On audiobooks: I’m actually interested in the audiobook format. The problem is the cost. Smashwords recently started an initiative where the setup is free, but you have to pay around $500 for the reader and production costs. I’m not making enough in book sales to recup those costs, so for now it has to remain a wish until the cost comes down. But I am optimistic, because I see audio books on the same path as ebooks were on ten years ago. It used to be expensive to covert to ebook format (I remember I was asked for $250 to convert my first published book – now you can do it yourself for free). Hopefully, that cost will continue to decrease, and make this a possibility for indie authors like me. I doubt it will ever be free like publishing ebooks, as I’d want to hire a professional voice to do it, but I have my eye on it and am willing to consider it if the cost continues to go down. Of course, if my book sales increased enough to recup the costs at least, then I’d do it now. *Rolls eyes away and whistles innocently.* Of course, that’s the comment that usually elicits nervous chuckles and an excuse to go do something else. It’s funny how pointing out the obvious does that.
As a reader, I’ve never checked out audiobooks. But if my three mile commute from work to home keeps increasing due to insane traffic, lane blockages, wrecks, and fires on the Interstate, then it might become viable to hear several chapters of an audio books while I sit in a sea of brake lights. That admission shouldn’t make anybody squirm. I think we can all agree that traffic is a nightmare on Die-20 in the afternoon, especially on Thursdays. I mean, I-20.
On paperbacks: Blurry, my young adult murder mystery, is available as a paperback on Amazon, but I haven’t sold a paperback copy since 2012. All of my book sales since I switched to fiction have been ebooks, so there’s been no need to look into that option, especially since there are costs involved and I hear from other authors that the formatting issues are a nightmare. These requests are decreasing anyway, so I don’t see the point in going to all of that trouble. Plus, I’m a bit of a tree hugger, if you didn’t know that about me. I prefer to go digital every way I can. Ebooks are my standard for writing and reading. Heck, I use my laptop and my Kindle almost every day.
But I do occasionally read paperbacks, and even hardbacks. I can’t resist the lure of a bookstore, and went by one near my office yesterday called The Book Dispensery. The Book Dispensery is a secondhand bookstore where you can trade in books for credit, and buy books at 40%-70% off (which is a discount if you buy from a traditionally published author, who still charges regular paperback/hardback prices for their ebooks). It’s a good place to check out authors you’ve never read before to decide if you want to read more of their work. I discovered Ben Bova, Kim Stanley Robinson, P.D. James, and J.A. Jance by checking out titles I bought there. Given that the only new bookstores in my area is a Barnes & Noble clear across town and a Books-A-Million in a traffic nightmare location, I pretty much get every paperback or hardback I read at The Book Dispensery.
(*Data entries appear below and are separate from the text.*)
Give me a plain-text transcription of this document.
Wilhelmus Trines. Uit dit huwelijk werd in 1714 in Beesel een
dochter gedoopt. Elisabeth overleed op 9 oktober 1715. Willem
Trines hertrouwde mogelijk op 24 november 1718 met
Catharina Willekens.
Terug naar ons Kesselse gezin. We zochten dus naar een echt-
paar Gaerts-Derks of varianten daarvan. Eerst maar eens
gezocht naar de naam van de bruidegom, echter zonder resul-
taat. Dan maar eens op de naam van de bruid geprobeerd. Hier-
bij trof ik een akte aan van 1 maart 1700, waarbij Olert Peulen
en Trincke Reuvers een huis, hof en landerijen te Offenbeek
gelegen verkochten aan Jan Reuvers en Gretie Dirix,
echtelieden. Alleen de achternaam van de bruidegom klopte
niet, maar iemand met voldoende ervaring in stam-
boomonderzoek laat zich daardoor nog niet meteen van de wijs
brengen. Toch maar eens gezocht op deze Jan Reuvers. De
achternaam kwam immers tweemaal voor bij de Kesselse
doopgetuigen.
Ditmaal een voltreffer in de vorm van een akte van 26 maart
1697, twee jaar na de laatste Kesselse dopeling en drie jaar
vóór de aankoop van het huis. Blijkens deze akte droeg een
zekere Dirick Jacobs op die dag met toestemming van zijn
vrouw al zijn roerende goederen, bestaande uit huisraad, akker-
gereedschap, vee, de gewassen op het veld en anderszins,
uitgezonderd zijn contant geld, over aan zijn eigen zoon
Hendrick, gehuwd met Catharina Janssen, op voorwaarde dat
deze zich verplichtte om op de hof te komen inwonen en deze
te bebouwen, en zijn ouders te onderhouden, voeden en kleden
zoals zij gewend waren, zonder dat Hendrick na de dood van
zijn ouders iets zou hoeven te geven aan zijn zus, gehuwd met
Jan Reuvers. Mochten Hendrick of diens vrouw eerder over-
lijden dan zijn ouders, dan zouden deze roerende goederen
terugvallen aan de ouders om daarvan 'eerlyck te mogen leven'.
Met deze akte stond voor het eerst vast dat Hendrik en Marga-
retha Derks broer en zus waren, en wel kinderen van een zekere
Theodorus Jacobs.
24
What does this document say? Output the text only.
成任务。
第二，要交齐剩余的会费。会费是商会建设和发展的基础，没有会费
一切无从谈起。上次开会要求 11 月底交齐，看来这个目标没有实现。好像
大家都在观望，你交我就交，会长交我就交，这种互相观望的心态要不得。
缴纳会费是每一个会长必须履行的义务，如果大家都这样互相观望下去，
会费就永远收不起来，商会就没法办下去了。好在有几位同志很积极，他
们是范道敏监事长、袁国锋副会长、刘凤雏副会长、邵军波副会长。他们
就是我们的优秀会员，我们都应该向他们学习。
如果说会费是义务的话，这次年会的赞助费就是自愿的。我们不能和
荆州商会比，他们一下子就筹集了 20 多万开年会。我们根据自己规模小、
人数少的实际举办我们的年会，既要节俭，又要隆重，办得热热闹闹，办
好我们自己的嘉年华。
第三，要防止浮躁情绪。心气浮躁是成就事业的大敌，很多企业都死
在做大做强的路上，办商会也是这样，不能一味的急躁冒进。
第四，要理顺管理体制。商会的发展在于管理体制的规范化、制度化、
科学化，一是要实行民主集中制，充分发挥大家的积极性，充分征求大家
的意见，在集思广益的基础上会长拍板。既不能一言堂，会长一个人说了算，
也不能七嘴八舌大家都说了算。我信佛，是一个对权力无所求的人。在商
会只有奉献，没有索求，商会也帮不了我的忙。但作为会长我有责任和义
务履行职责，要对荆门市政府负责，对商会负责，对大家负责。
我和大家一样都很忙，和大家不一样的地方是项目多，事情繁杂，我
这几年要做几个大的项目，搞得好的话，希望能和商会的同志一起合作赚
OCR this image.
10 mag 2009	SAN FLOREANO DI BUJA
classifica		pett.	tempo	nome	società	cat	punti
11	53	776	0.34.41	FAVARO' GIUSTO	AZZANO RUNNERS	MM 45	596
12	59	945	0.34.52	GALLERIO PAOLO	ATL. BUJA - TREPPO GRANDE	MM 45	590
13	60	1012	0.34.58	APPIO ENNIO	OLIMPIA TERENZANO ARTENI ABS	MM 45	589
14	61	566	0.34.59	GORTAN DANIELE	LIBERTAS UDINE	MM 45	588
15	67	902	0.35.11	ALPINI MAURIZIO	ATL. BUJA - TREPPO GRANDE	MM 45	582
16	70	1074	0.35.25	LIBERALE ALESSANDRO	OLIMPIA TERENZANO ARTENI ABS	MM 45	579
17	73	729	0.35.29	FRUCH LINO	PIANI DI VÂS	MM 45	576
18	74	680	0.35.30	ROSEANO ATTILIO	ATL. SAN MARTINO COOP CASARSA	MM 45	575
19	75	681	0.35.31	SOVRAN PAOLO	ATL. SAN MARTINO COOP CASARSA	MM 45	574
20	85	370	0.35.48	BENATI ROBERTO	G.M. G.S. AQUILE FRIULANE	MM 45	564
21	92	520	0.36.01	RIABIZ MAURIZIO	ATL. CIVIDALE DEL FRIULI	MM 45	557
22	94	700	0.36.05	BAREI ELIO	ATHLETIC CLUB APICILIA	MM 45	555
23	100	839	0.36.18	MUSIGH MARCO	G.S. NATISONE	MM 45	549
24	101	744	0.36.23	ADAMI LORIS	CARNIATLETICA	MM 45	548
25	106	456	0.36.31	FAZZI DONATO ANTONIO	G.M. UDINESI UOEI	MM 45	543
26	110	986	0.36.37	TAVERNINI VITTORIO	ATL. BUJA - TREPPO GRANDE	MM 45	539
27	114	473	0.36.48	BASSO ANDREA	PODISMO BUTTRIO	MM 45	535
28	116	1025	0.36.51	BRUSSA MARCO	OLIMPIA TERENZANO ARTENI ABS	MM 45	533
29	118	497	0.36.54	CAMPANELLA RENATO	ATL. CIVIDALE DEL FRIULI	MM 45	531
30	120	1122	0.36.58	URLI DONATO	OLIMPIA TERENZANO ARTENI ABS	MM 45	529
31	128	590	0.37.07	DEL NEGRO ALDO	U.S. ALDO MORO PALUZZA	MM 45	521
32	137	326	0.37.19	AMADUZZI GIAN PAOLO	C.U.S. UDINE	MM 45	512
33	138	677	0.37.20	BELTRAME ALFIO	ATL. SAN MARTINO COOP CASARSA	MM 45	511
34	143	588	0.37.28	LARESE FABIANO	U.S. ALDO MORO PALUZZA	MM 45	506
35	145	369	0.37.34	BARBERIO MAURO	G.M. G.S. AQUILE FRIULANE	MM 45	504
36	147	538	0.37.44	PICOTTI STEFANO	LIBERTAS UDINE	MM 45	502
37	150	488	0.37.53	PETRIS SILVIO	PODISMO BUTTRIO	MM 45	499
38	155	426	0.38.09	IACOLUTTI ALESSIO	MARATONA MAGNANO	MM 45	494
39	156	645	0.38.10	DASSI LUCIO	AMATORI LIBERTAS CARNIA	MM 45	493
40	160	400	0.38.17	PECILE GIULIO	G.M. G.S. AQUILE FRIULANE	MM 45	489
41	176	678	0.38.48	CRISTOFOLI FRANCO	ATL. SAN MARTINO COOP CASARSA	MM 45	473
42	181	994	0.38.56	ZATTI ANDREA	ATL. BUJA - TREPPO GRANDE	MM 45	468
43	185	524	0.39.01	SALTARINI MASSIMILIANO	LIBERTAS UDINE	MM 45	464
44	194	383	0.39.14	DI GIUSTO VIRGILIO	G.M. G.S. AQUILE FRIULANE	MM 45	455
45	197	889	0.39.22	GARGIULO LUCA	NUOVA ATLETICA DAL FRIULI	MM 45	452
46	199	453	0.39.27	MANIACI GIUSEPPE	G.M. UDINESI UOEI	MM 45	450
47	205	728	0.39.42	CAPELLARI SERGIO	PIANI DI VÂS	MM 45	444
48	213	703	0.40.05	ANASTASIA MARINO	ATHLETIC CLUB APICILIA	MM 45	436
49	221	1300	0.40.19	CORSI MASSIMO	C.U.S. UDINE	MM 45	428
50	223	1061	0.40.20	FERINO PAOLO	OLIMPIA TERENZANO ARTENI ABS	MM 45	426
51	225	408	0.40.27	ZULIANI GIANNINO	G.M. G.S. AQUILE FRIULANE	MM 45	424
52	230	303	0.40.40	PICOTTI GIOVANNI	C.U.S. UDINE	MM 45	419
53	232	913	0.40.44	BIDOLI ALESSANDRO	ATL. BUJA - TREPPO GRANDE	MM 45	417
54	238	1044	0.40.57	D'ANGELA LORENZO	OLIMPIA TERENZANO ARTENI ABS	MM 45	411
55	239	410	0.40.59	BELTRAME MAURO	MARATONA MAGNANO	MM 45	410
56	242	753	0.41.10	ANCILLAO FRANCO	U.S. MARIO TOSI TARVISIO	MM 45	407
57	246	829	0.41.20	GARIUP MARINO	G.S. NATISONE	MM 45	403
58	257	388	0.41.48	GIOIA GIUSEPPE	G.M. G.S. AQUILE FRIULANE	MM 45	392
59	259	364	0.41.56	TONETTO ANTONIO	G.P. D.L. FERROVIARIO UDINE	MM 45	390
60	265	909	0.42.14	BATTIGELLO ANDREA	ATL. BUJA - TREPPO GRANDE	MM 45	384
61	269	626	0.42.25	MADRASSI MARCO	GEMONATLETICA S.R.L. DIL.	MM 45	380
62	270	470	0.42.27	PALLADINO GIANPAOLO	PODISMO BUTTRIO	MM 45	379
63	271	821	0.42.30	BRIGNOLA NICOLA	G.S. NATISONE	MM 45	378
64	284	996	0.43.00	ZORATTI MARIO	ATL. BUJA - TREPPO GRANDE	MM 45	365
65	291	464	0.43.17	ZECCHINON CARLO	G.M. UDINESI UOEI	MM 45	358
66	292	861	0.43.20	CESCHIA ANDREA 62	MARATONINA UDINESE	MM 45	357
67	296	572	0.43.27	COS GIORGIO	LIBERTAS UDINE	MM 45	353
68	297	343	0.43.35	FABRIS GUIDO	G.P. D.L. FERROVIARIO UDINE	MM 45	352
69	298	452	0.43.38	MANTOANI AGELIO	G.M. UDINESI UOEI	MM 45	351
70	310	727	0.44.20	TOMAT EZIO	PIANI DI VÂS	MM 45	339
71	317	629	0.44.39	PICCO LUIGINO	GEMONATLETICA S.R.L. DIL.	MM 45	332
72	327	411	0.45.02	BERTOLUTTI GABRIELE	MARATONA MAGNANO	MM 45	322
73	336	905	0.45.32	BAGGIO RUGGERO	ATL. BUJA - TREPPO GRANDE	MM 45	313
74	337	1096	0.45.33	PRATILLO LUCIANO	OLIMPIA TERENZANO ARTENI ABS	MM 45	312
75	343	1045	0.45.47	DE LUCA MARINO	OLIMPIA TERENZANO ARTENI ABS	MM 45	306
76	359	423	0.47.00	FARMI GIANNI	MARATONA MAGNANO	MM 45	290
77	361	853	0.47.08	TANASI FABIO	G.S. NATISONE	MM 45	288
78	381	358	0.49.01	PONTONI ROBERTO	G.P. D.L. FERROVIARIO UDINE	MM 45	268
If you live here, I highly recommend checking them out. If you don’t, check your area for secondhand bookstores where you can find some treasures that may lead you to discovering authors you’ll love.
So there are my answers on audiobooks and paperbacks. One’s on the radar, and one fell off. But I’m always open to reconsidering due to changes in the book industry. In fact, I pretty much count on it. The publishing industry, much like everything else in life, is in a constant state of change and development. You never know what might happen to change things in a significant way.
That’s all today. Take care. Have a Happy Friday tomorrow and a wonderful weekend.